DIANA ANHALT: I wanted to put together a collection—this is my fifth—which would include, for the first time, some of what I’d written following my husband’s death three years ago, but it couldn’t just be a book about death so I settled on including, as well, work focused on the family, on the past.
MISSING by Diana Anhalt
I walk my unwritten poems down La Reforma, stop to buy La Prensa, scan the Want Ads. Missing bilingual parrot Inglés/Español, answers to the name of Palomitas.
Se Busca María Felix look-alike for chachacha-ing on Saturday nights. Extraviado/Lost guitar case filled with woman’s shoes and toothpaste samples.
In Search Of instructions on how to read divining bones. Reward Offered for information leading to whereabouts of Gabi Escobedo, missing since September.
Attención Mauricio—You’ve been dead long enough. It’s time to come home.
C.M. MAYO:If a reader were to read one poem in this collection, which one would you suggest, and why?

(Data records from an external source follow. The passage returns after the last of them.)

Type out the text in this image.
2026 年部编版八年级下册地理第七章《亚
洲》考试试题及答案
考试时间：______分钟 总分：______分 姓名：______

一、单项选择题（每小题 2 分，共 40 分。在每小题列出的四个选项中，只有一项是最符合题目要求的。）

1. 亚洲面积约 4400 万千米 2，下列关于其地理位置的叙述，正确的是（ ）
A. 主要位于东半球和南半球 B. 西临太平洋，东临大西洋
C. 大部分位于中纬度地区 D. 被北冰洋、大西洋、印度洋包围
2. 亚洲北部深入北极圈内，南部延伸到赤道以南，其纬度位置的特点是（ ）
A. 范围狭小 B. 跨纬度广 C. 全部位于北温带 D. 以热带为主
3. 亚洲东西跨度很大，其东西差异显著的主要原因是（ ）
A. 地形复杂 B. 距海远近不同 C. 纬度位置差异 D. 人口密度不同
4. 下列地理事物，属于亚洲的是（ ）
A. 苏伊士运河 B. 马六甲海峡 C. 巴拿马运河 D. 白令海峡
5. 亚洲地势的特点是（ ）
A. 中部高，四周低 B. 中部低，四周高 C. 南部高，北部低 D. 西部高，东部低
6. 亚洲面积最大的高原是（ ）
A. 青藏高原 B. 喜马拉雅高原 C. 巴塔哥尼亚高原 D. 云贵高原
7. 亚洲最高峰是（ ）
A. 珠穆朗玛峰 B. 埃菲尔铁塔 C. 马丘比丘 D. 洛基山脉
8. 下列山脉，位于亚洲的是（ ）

DIANA ANHALT: The logical choice would be Walking Backward, the title poem and the first in the book. After Mauricio and I left Mexico and the home where we had lived for many years, I’d wake up in the middle of the night to go to the kitchen or the bathroom only to discover my feet walking in the direction they would have taken in my Mexican home, not here in Atlanta. The title’s suggestion of walking and residing in the past was what I was aiming for.
[SCROLL DOWN TO THE END OF THIS POST READ THE POEM, “WALKING BACKWARD”]
C.M. MAYO:Can you talk about which poets and writers have been the most important influences for you?
DIANA ANHALT: It’s changed, of course, over the years, but more recently I was very fortunate to belong to a group which worked closely with the head of the Georgia Tech poetry program, the late Tom Lux, who became a mentor and friend. Tom facilitated our interaction with the poets Ginger Murchinson and Laure Ann Bosselar. Richard Blanco and a number of wonderful poets in our Poetry Workshop and others writing here in Atlanta have also influenced my poetry. C.M. MAYO:Which poets / writers are you reading now?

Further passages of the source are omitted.